We progressive Democrats discuss economic stagnation in terms of the drying up of natural resources like oil, the rebuilding and emergence of other industrial economies after World War II, the wealth-concentrating force of unbridled capitalism, and the unleashing of that force through the deregulation movement starting in the Reagan administration.
But the Tea Party GOP have a separate, self-contained narrative grounded in prosperity theology, the belief that "people who are favored by God will be materially successful, and also that materially successful people are successful because God favored them." In their narrative, the hardships now facing average Americans are God's punishment for what they see as moral decay.
Fervor and funding: force multipliers
Recognizing the Tea Party GOP as a religious movement is important, because it is key to understanding their continuing political force.
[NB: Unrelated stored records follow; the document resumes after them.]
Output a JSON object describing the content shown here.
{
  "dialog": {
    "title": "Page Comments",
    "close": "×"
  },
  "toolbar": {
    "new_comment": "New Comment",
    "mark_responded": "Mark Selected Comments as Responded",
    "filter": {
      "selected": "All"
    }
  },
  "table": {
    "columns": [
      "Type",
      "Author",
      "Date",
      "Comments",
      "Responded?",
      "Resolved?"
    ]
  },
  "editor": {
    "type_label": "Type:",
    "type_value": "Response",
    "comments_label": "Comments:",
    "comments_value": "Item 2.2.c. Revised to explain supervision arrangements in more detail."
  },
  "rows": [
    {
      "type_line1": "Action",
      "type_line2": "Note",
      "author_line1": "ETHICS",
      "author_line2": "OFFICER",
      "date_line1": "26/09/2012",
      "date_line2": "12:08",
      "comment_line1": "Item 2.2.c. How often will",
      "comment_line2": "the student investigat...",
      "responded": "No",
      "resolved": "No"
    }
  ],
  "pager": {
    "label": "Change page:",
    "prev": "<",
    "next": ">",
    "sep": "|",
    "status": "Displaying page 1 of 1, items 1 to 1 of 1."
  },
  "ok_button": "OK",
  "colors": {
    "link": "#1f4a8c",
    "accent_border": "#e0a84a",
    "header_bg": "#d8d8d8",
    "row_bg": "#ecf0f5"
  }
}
Most progressive Democrats don't become politically aware until their teen or early adult years. We pick up political concepts listening to parents or in school civics and history classes, but they come in bits and pieces and not as part of a coherent, unified package. Most of us are political autodidacts - self-educated - and that's one reason we're so prone to disagree on the priorities of issues and solutions.
Not so the Tea Party GOP. Many were taught a comprehensive worldview that purports to explain everything about the world, our economy, our history, our law, and our politics, starting in church nurseries and often continuing all the way through Christian graduate schools. That teaching is reinforced not only in churches, but also in church-based business, civic, and recreation groups and a separate media that includes both news and entertainment TV networks, radio stations, magazines, music, websites, and books.
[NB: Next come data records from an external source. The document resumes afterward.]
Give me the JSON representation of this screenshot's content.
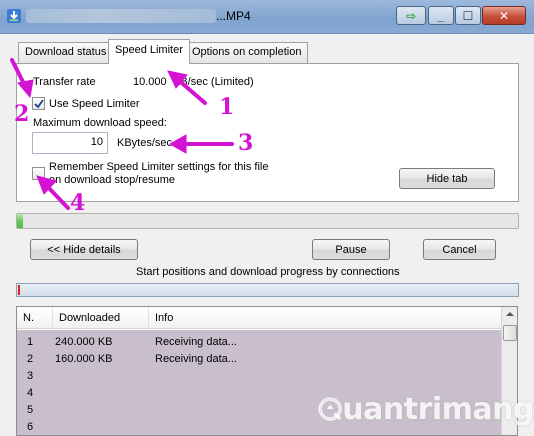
{
  "window": {
    "title_suffix": "...MP4",
    "controls": {
      "to_tray": "⇨",
      "minimize": "_",
      "maximize": "☐",
      "close": "✕"
    }
  },
  "tabs": [
    {
      "label": "Download status",
      "active": false
    },
    {
      "label": "Speed Limiter",
      "active": true
    },
    {
      "label": "Options on completion",
      "active": false
    }
  ],
  "speed_limiter": {
    "transfer_rate_label": "Transfer rate",
    "transfer_rate_value": "10.000",
    "transfer_rate_unit": "KB/sec  (Limited)",
    "use_limiter_label": "Use Speed Limiter",
    "use_limiter_checked": true,
    "max_speed_label": "Maximum download speed:",
    "max_speed_value": "10",
    "max_speed_unit": "KBytes/sec",
    "remember_label_line1": "Remember Speed Limiter settings for this file",
    "remember_label_line2": "on download stop/resume",
    "remember_checked": false,
    "hide_tab_label": "Hide tab"
  },
  "overall_progress": {
    "fraction": 0.0
  },
  "actions": {
    "hide_details_label": "<< Hide details",
    "pause_label": "Pause",
    "cancel_label": "Cancel"
  },
  "connections": {
    "caption": "Start positions and download progress by connections",
    "columns": [
      "N.",
      "Downloaded",
      "Info"
    ],
    "rows": [
      {
        "n": "1",
        "downloaded": "240.000  KB",
        "info": "Receiving data..."
      },
      {
        "n": "2",
        "downloaded": "160.000  KB",
        "info": "Receiving data..."
      },
      {
        "n": "3",
        "downloaded": "",
        "info": ""
      },
      {
        "n": "4",
        "downloaded": "",
        "info": ""
      },
      {
        "n": "5",
        "downloaded": "",
        "info": ""
      },
      {
        "n": "6",
        "downloaded": "",
        "info": ""
      }
    ]
  },
  "annotations": {
    "n1": "1",
    "n2": "2",
    "n3": "3",
    "n4": "4",
    "color": "#d412d4"
  },
  "watermark": {
    "text": "uantrimang",
    "icon": "q-logo-icon"
  }
}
A person can live wholly within that self-contained subculture, looking out at the broader culture only to criticize and condemn it. I was raised that way, and that was before many elements of today's fundamentalist Christian subculture were in place. The comprehensiveness of that worldview, coupled with the intensity of religious fervor, create a unity and energy you don't find in a secular political movement with the exception of the union movement of the early-to-mid 20th century.
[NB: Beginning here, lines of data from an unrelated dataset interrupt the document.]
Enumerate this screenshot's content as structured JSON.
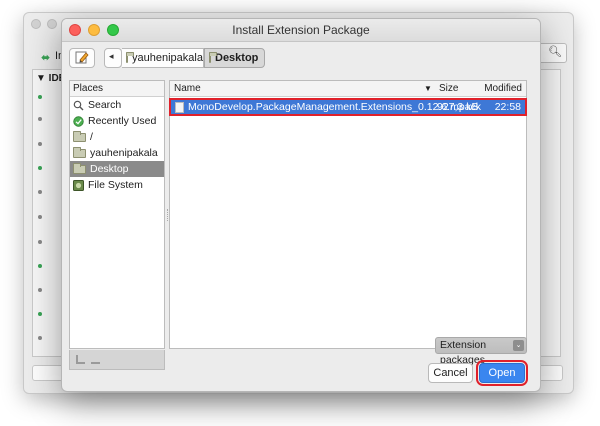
{
  "background_window": {
    "toolbar_label": "In",
    "tree_label": "▼ IDE"
  },
  "dialog": {
    "title": "Install Extension Package"
  },
  "path_bar": {
    "back_glyph": "◂",
    "crumbs": [
      "yauhenipakala",
      "Desktop"
    ]
  },
  "places": {
    "header": "Places",
    "items": [
      {
        "label": "Search",
        "icon": "magnifier-icon"
      },
      {
        "label": "Recently Used",
        "icon": "recent-icon"
      },
      {
        "label": "/",
        "icon": "folder-icon"
      },
      {
        "label": "yauhenipakala",
        "icon": "folder-icon"
      },
      {
        "label": "Desktop",
        "icon": "folder-icon",
        "selected": true
      },
      {
        "label": "File System",
        "icon": "drive-icon"
      }
    ]
  },
  "files": {
    "columns": {
      "name": "Name",
      "size": "Size",
      "modified": "Modified"
    },
    "sort_indicator": "▼",
    "rows": [
      {
        "name": "MonoDevelop.PackageManagement.Extensions_0.12.6.mpack",
        "size": "927,3 kB",
        "modified": "22:58",
        "selected": true
      }
    ]
  },
  "filter": {
    "selected": "Extension packages",
    "caret": "⌄"
  },
  "buttons": {
    "cancel": "Cancel",
    "open": "Open"
  },
  "colors": {
    "selection": "#3e78d6",
    "primary_button": "#3a86ef",
    "highlight_box": "#e0212b",
    "place_selected": "#8a8a8a"
  }
}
Moreover, prosperity theology makes that religious movement an ideal fit for wealthy interests who want even more wealth for themselves. The wealthy needn't worry about those followers demanding a bigger share of the pie if those followers believe the pie was baked, cut, and served by God. Thus those wealthy interests are only too happy to fund the teaching of prosperity theology and so-called populist movements like the Tea Party.
The fervor and funding are what the military call force multipliers. They enable a small minority - only about 28% of voters - to field mass rallies and drive the national dialogue, as we saw last year in the health care protests, and again this weekend with the coverage of the Tea Party Convention.
A serious and powerful challenge
This is the challenge we face. Whether we think the Tea Party GOP is "insane," "nuts," or "completely divorced from reality" misses the point. Because their core is now a religious movement - grounded in prosperity theology and thus able to attract funding from wealthy interests - their visible activism and hence their political weight is greater than their raw numbers.
We'll talk more tomorrow about how we Democrats should respond, but one thing we should not do is dismiss religious people generally and Christians in particular as "insane" or "nuts." First, the Tea Party GOP are not representative of all American Christians. Second and more important, almost 80% of Americans identify as "Christian." If they feel excluded from the Democratic Party we'll only swell the numbers of the Tea Party GOP.
We must recognize the significance of this poll. But we must not overreact.